The American Gut Project, a citizen-science, crowd-funded effort to study our microbes on a massive scale, released on September 17 their first major group of results based on more than 800 people and more than 1,000 different samples. From the genetic screening of these samples, researchers can identify organisms down to the species level, showing, for instance, that many of us carry small quantities of would-be harmful organisms such as certain E. coli strains alongside larger populations of more beneficial bacteria.
The two most common bacterial phyla in our guts, according to the research, are usually Firmicutes and Bacteroidetes, which each contain a wide variety of species, including Clostridium (which can cause the dangerous infection C. difficile) in the Firmicutes group. The researchers liken assessing these major inhabitants to characterizing a forest by its trees, such as pine versus oak, to get a sense of the overall ecosystem. The proportions of different groups can vary widely—with some people hosting a gut that is 90 percent Firmicutes species while others host just 1 percent from that group.
What makes our guts so different? One obvious answer would be the food we eat. One of the project’s leaders, Jeff Leach, eats a “paleo” diet (avoiding grains, processed foods and dairy); his gut was more than 75 percent Firmicutes; Michael Pollan, the author and plant-centric omnivore had a gut flora that was more than 50 percent Firmicutes; Shannon Ford, Mrs. United States 2011 who has celiac disease and eats a gluten-free diet, had less than 50 percent Firmicutes in her gut. These points on the chart are far from hard-and-fast patterns—and in fact are somewhat perplexing—so researchers looked for other variables that might be determining the composition of our guts.
Across the study population, though it was still slight, age seemed to make the biggest difference—more so than diet, exercise and sex—with babies having the most diverse microbial populations in their intestines. But on average, none of these factors correlated with dramatic, telltale patterns in microbe populations such as we might have hoped.
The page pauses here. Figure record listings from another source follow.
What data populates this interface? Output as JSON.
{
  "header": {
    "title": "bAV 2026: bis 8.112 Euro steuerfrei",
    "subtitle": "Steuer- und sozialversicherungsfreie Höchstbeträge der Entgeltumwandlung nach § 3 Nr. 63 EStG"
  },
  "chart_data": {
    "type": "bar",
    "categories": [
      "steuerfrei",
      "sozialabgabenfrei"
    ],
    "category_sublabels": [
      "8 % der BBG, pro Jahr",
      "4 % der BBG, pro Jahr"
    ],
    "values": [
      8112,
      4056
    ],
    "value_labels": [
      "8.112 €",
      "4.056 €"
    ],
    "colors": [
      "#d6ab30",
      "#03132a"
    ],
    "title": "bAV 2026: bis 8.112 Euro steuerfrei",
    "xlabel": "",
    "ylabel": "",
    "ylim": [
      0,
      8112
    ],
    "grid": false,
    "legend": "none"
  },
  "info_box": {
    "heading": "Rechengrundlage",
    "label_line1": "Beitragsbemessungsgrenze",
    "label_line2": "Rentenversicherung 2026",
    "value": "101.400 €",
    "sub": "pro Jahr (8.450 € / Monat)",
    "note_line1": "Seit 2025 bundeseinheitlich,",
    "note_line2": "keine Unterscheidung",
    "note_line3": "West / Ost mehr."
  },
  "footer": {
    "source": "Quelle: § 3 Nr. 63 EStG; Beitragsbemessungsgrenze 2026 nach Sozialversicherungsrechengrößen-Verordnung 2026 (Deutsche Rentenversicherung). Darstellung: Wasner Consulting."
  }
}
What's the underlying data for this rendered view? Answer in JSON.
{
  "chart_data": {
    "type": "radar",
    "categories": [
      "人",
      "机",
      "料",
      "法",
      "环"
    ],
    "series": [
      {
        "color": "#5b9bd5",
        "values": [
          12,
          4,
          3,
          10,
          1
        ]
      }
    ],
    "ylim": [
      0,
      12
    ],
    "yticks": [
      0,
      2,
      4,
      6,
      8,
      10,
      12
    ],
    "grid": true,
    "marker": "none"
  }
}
And some of the initial results seem confounding in terms of health impact. For example, those on a paleo diet had lower proportions of Proteobacteria, a phylum that is linked to inflammation. But they also had more Firmicutes, which have been tied to higher rates of obesity. So, it’s not clear that this diet puts the eater on the path of microbial health. And it’s wise to recall that the members of these two bacterial groups can be wildly different. Proteobacteria, for example, includes E. coli and Salmonella as well as less harmful species. (For perspective, our phylum, Chordata, includes every animal with a spinal cord—from us to frogs.) So making these links more solid will require more detailed analysis of these complex populations.
We already knew that certain interventions, such as broad-spectrum antibiotics, can alter the makeup of our gut’s microbiota rapidly and dramatically. The new research offers a stark demonstration of this in gut microbiome samples provided by Michael Pollan. After a course of antibiotics, his populations shifted drastically, diminishing his Firmicutes population to close to 25 percent. Even three weeks after finishing his antibiotics, his flora had not regained its previous balance.
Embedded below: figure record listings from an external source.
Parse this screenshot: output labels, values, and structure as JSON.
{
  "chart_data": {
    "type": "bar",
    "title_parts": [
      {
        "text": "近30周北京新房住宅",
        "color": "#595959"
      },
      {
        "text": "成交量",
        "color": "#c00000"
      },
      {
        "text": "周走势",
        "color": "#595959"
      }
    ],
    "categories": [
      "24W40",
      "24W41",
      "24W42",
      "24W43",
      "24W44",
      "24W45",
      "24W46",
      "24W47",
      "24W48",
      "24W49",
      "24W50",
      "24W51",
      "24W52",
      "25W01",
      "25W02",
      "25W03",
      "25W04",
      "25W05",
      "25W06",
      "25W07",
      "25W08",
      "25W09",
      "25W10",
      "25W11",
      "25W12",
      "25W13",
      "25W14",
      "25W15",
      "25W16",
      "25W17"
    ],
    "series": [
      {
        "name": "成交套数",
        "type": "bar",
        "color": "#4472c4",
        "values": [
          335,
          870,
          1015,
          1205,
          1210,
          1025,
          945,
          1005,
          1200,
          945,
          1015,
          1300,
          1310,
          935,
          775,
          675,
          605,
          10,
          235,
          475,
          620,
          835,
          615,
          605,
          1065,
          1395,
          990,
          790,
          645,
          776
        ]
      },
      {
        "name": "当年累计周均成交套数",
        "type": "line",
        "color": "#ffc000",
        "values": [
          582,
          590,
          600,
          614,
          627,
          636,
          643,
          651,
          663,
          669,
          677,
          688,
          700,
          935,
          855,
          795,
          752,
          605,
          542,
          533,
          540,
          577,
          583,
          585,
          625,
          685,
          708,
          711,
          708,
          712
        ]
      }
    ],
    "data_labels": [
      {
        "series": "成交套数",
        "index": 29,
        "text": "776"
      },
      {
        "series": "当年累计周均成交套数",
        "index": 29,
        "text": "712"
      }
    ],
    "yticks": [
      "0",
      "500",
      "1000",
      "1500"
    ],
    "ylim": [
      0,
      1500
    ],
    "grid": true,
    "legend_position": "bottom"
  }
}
This project is just getting started. As of late August, researchers at the American Gut Project based at the University of Colorado, Boulder had received more than 2,000 samples for sequencing. And more samples mean richer and potentially more helpful data. “As additional participants with unusual diet and exercise characteristics join the study (e.g. more vegans or more people who never exercise), we will be able to say more about how these unusual lifestyles affect your gut microbes, and perhaps provide recommendations about what lifestyle factors are associated with healthier gut bacteria,” the researchers noted in the report (pdf).
These early American Gut Project results have yet to be published in a peer-reviewed journal, but they represent a step toward a better understanding of the totality of our health. Perhaps once we know what often goes on in the gut, in sickness and in health, researchers will be able to discover new, better-targeted treatments and make more helpful lifestyle recommendations.